Historiquement, tant les actions que les obligations ont bien performé lors des cycles de baisse des taux qui se sont déroulés sans récession ni éclatement de bulle de valorisation.
Cette semaine, la Réserve fédérale (Fed) a repris la baisse des taux d’intérêt après une pause de neuf mois, poursuivant ainsi le cycle d’assouplissement entamé en septembre 2024. Cette décision a été présentée comme un « exercice de gestion de risques » en raison de signes clairs d’affaiblissement de la demande sur le marché du travail. Toutefois, si l’inflation n’est pas un obstacle aux baisses de taux, elle constitue un ralentisseur. Les baisses de taux devraient rester progressives et s’arrêter à un niveau « neutre », sauf si les données sur le marché du travail se détériorent davantage.
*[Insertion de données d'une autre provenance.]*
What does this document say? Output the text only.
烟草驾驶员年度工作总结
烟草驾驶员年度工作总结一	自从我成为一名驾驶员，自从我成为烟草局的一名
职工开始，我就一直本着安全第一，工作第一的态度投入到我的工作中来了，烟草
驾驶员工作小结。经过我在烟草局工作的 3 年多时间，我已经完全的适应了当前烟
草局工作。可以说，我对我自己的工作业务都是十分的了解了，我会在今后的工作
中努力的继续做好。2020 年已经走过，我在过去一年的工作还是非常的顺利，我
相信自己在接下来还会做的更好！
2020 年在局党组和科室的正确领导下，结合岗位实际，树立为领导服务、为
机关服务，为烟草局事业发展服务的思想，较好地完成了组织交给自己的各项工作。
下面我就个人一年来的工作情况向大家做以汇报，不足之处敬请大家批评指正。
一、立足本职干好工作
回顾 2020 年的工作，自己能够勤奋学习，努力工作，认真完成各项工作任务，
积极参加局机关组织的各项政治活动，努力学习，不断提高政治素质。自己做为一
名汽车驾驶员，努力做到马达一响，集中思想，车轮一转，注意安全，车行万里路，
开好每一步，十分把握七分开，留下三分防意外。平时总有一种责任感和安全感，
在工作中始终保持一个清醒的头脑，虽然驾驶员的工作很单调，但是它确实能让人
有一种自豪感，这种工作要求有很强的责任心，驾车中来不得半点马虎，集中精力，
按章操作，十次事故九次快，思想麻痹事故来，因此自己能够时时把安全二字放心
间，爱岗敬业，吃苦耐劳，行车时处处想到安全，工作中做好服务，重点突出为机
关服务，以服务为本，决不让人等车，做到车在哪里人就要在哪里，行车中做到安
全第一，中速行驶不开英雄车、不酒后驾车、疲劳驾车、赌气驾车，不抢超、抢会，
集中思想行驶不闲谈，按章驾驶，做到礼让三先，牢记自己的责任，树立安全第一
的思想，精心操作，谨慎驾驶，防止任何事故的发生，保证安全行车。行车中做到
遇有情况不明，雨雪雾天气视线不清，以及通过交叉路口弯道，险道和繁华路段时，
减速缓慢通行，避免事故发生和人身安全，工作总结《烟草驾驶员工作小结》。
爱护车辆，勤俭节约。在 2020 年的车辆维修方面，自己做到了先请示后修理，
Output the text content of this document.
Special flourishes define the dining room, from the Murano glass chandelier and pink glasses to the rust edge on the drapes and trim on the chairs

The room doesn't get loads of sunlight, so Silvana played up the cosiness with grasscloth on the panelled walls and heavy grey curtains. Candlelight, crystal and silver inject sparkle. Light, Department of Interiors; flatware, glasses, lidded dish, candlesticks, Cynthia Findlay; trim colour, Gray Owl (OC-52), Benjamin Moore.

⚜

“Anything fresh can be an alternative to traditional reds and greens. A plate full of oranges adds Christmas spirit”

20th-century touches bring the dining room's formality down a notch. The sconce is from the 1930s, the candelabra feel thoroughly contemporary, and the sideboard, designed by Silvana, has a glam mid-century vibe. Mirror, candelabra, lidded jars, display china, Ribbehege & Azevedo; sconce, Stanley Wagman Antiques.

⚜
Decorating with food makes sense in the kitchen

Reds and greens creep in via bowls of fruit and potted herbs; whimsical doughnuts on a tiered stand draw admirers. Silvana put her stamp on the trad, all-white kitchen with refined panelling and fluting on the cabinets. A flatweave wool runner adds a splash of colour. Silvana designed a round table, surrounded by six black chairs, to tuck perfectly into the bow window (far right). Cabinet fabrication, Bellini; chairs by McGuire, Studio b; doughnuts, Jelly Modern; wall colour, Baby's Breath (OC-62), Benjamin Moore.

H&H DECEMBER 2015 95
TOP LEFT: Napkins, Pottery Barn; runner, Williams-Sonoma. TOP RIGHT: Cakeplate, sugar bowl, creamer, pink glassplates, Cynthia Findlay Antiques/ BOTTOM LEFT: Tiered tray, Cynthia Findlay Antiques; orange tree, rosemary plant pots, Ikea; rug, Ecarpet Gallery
Les investisseurs s’attendent actuellement à ce que la Fed réduise les taux de 100 à 125 points de base supplémentaires, avec des taux directeurs susceptibles de se stabiliser autour de 3 % d’ici la fin 2026.
Depuis la première baisse de taux il y a un an, les actions ont atteint de nouveaux sommets historiques, progressant de plus de 15 %. Les obligations de base ont affiché un rendement positif de 3 %, malgré des rendements totaux des Obligations du Trésor américain à 10 ans restés stables (avec des rendements en hausse de 40 points de base). Historiquement, tant les actions que les obligations ont bien performé lors des cycles de baisse des taux qui se sont déroulés sans récession ni éclatement de bulle de valorisation. Cependant, chaque cycle de baisse des taux est unique.
À partir de maintenant, lors de l’évaluation des implications d’investissement de ce cycle de baisse des taux de la Fed, les investisseurs devraient se poser trois questions clés :
- Quels taux baissent ? Les baisses de taux de la Fed feront baisser les taux de type monétaire ; cependant, les rendements sur l’ensemble de la courbe ne baisseront pas nécessairement de façon synchronisée, en raison de l’incertitude persistante sur l’inflation et du niveau élevé d’émissions de dette. La courbe pourrait continuer à s’accentuer, avec des taux monétaires en baisse, des rendements à court et moyen terme inchangés et des rendements à long terme en légère hausse (fourchette de 4,00 à 4,50 % sur 10 ans). Dans ce scénario, les obligations de courte durée (2-3 ans) sont particulièrement attractives. Même si les rendements ne baissent pas davantage, le revenu offert par le marché obligataire reste intéressant, avec des rendements allant de 4,5 à 6,5 %. Pour les portefeuilles, les obligations conservent leur valeur comme outil de diversification face au risque de récession.
- Quelles actions bénéficient de vents favorables ? Les actions peuvent continuer à atteindre de nouveaux sommets grâce à une solide croissance des bénéfices, mais des défis subsistent. Bonne nouvelle : les rendements boursiers se sont élargis cette année au-delà des « Magnificent 7 » et l’écart de valorisation reste important entre les titres les plus chers et les moins chers. Le défi : les baisses de taux sont motivées par une croissance économique inférieure au potentiel et en ralentissement – et les baisses de taux seules ne suffiront probablement pas à inverser cette tendance. Les investisseurs devraient privilégier la qualité et la rentabilité : les grandes capitalisations plutôt que les petites, et les thèmes séculaires plutôt que cycliques.
- Quelles régions se démarquent ? Le dollar américain devrait continuer à s’affaiblir, la Fed reprenant les baisses de taux alors que de nombreuses autres banques centrales ont terminé leur cycle de baisse (ou continuent de relever leurs taux, comme la Banque du Japon). Historiquement, les périodes de faiblesse du dollar coïncident avec une surperformance des actions internationales, comme entre 2001 et 2008.
La liquidité reste importante, mais trop de liquidités peuvent pénaliser la performance, surtout lorsque les baisses de taux de la Fed réduisent les rendements monétaires. L’analyse de portefeuilles 60/40 sur 30 ans montre que les portefeuilles diversifiés surperforment la trésorerie la plupart du temps, en particulier sur des horizons de détention longs. À mesure que les taux monétaires baissent, les investissements diversifiés sont bien positionnés pour surperformer, ce qui renforce l’intérêt d’être investi lors des cycles de baisse des taux de la Fed.